訪日外国人の観光動態をGPSデータやSNS投稿から分析!

観光庁、訪日外国人の観光動態データを公表、GPSデータやSNS投稿を分析
(トラベルボイス 2017年2月1日)
https://www.travelvoice.jp/20170201-81855


観光庁が訪日外国人の動向を、携帯電話のローミングデータは約30万台などのビッグデータから分析している。
外国人が集中する地域は、東京と大阪と、他の分析結果とさほど変わらないが、訪日者の国籍により、訪問先の違いが正確に分かる点がビッグデータのメリットだろう。



【ポイント】
訪日外国人の観光動態を、携帯電話の基地局情報(ローミングデータ)やGPS情報、SNSへの投稿情報など収集データを分析した。

日本人と比較して外国人が集中する地域は、東京と大阪。
宿泊時間帯(04時台)では、両都市における集積比率は日本人が約16%に対し、外国人は約45%となった。

2016年1月は、東京から京都・大阪までのゴールデンルートへの集中がみられた。
また、広島市内で滞在が30分以上を超えた場所は、原爆ドーム、平和記念資料館、広島駅、宿泊施設周辺に集中。広島訪問前よりも訪問後のほうが、広島以北や以西など周辺地域に流動している。

SNS投稿情による発言を分析したところ、中国、台湾、香港、韓国からの旅行者は共通して「新宿」に関する投稿が最多。中国は「富士山」が2位、「銀座」が3位。「台湾」は「ミナミ(大阪)」が2位、「上野公園(東京)」が3位。韓国は「名古屋」が2位、「道頓堀(大阪)」が3位。
米国からの訪日客では、1位が「富士山」、2位が「新宿」、3位が「箱根」。

「食べる」に関する投稿では、中国と香港、韓国からの訪日客で最も多かったのは「ラーメン」。台湾は「ビール」、米国は「寿司」がトップだった。

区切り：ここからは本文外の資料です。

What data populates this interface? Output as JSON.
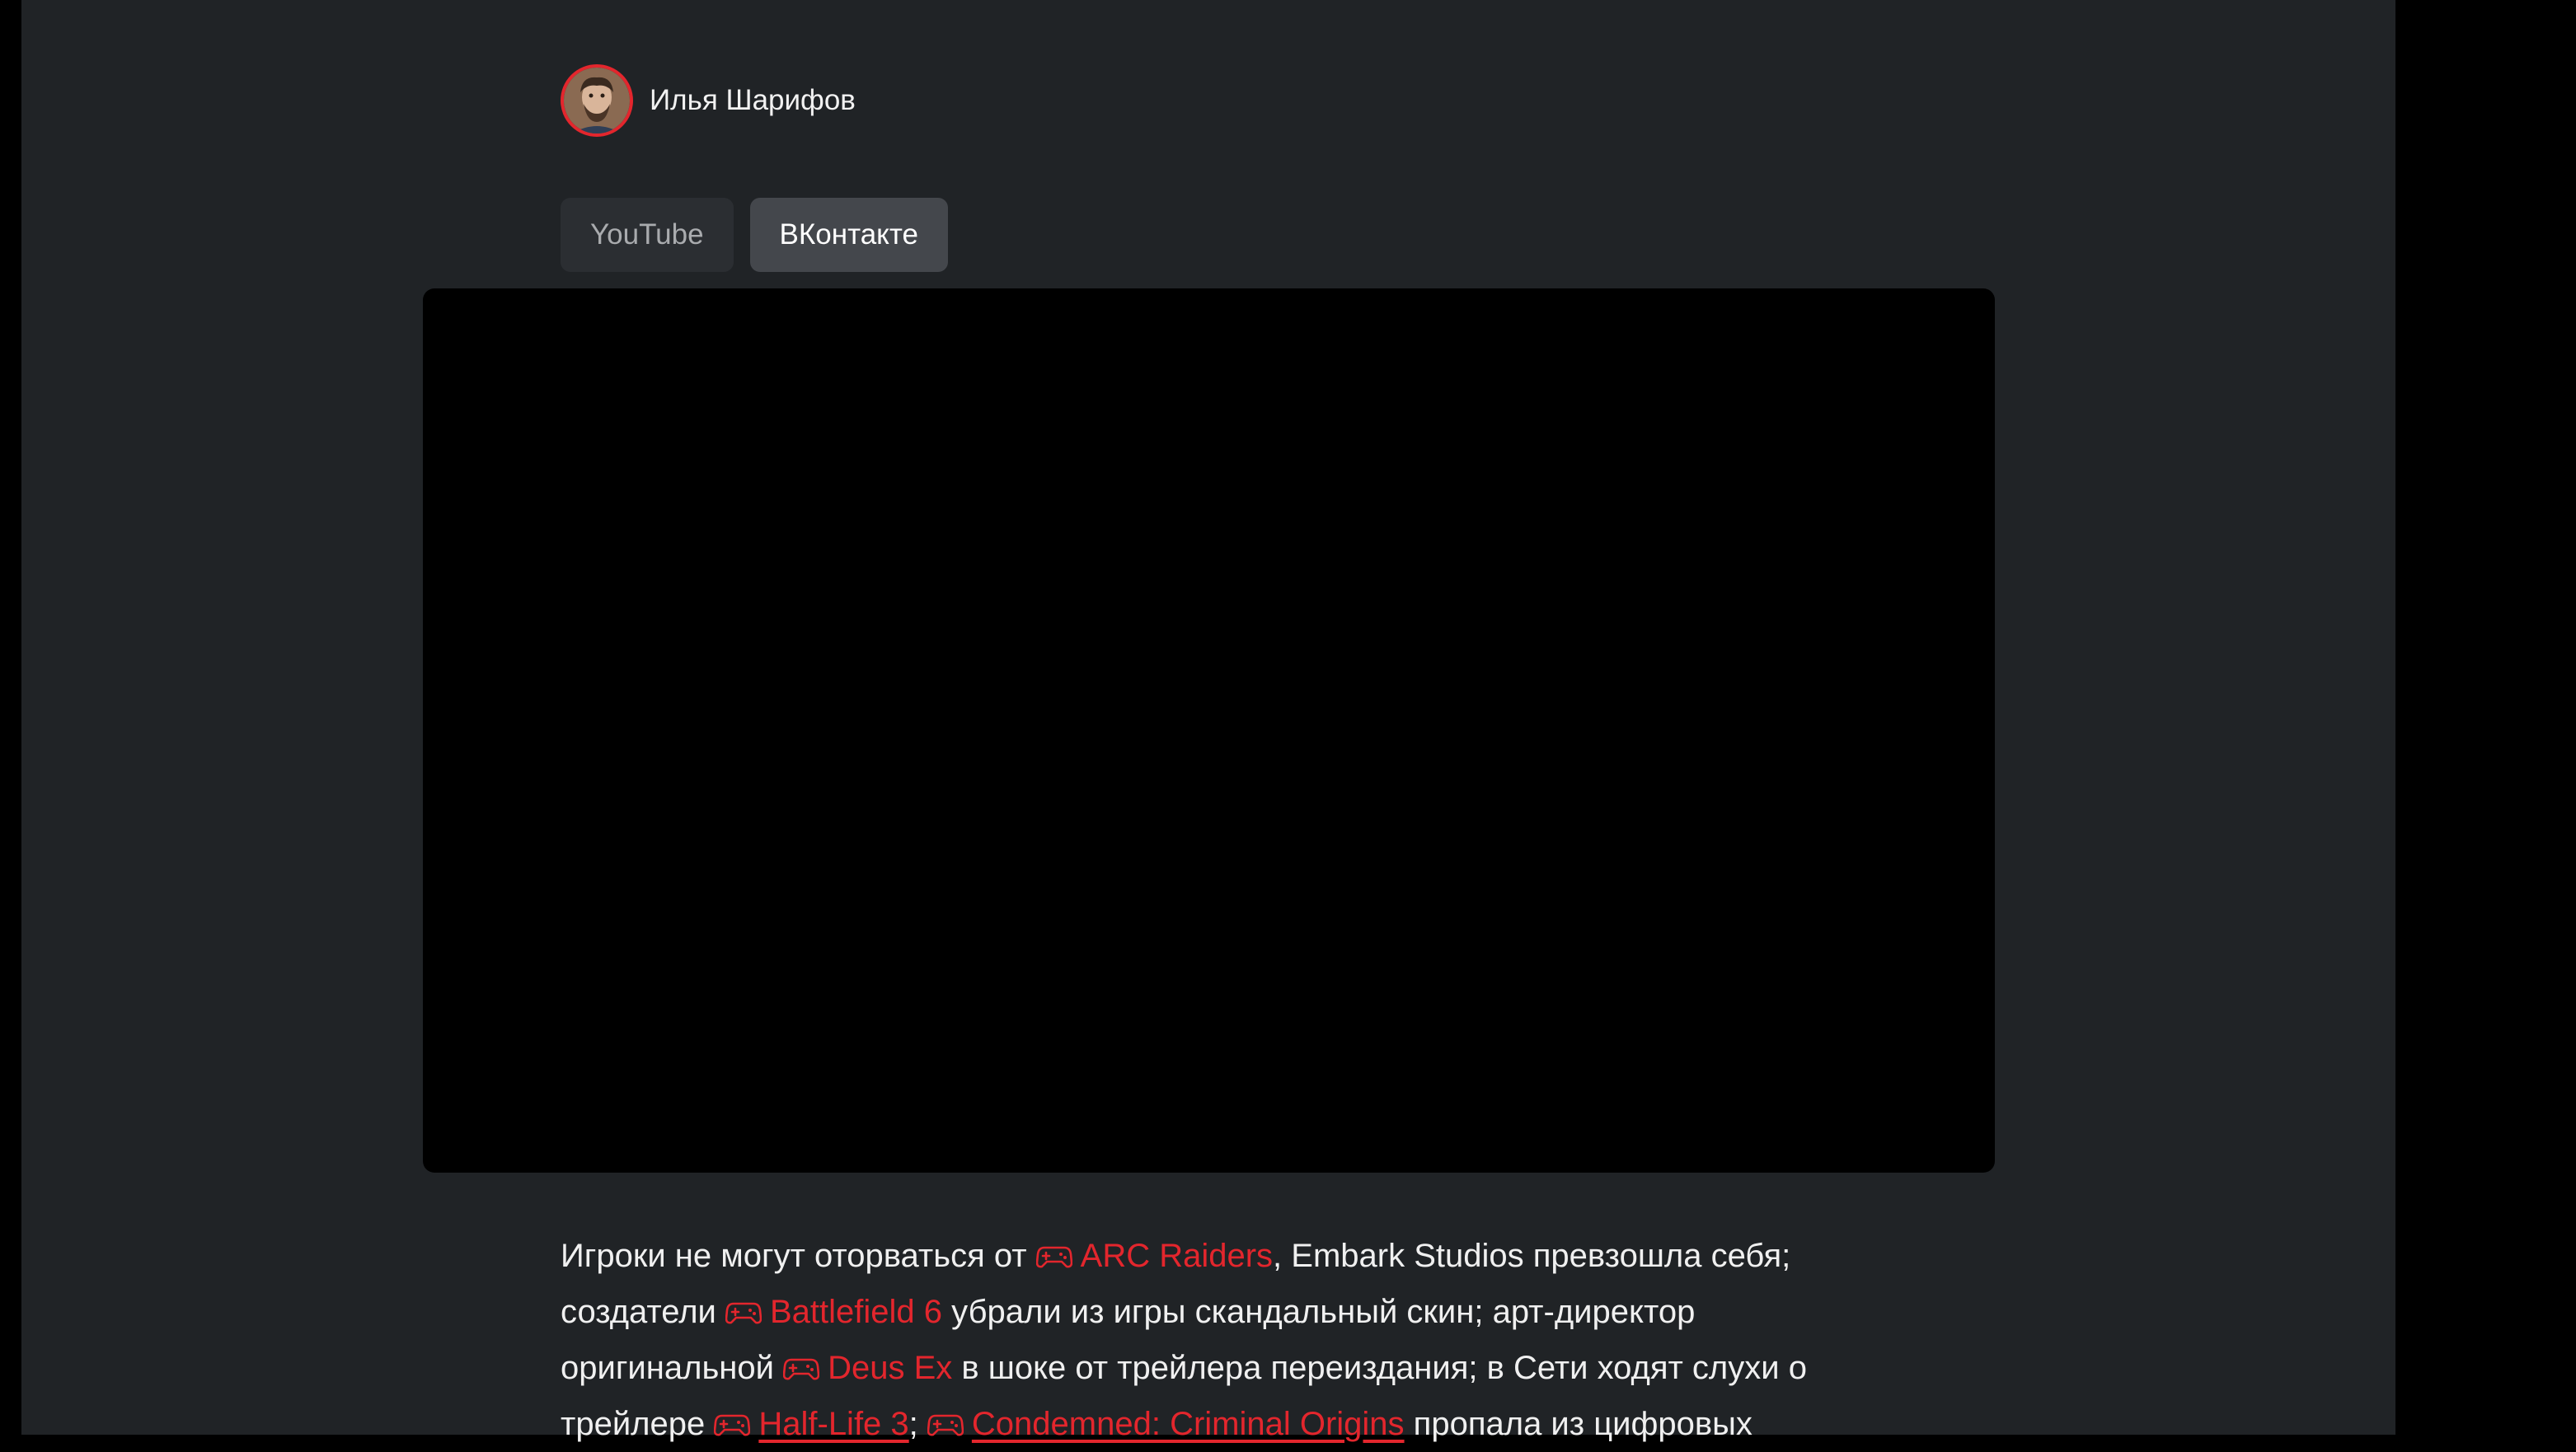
{
  "author": {
    "name": "Илья Шарифов"
  },
  "tabs": [
    {
      "label": "YouTube",
      "active": false
    },
    {
      "label": "ВКонтакте",
      "active": true
    }
  ],
  "colors": {
    "accent": "#e3262d",
    "page_bg": "#202326",
    "outer_bg": "#000000",
    "video_bg": "#000000"
  },
  "article": {
    "t1": "Игроки не могут оторваться от ",
    "l1": "ARC Raiders",
    "t2": ", Embark Studios превзошла себя; создатели ",
    "l2": "Battlefield 6",
    "t3": " убрали из игры скандальный скин; арт-директор оригинальной ",
    "l3": "Deus Ex",
    "t4": " в шоке от трейлера переиздания; в Сети ходят слухи о трейлере ",
    "l4": "Half-Life 3",
    "t5": "; ",
    "l5": "Condemned: Criminal Origins",
    "t6": " пропала из цифровых"
  }
}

「買う」に関する投稿では、中国の1位は「お菓子」、2位「コスメ」、3位「着物・浴衣」。香港は1位が「バッグ」、2位「本・ポストカード」、3位「おむつ」。米国はバッグのほかカメラ、着物・浴衣などが上位となっている。

今回調査は、2015年1月から2016年1月。ローミングデータは、訪日外国人データ数の約30万台、GPS情報は訪日外国人データ数のべ2万5000名について、移動状況や訪問回数、所在情報を収集。SNSでの投稿はのべ約11万6000件が対象となっている。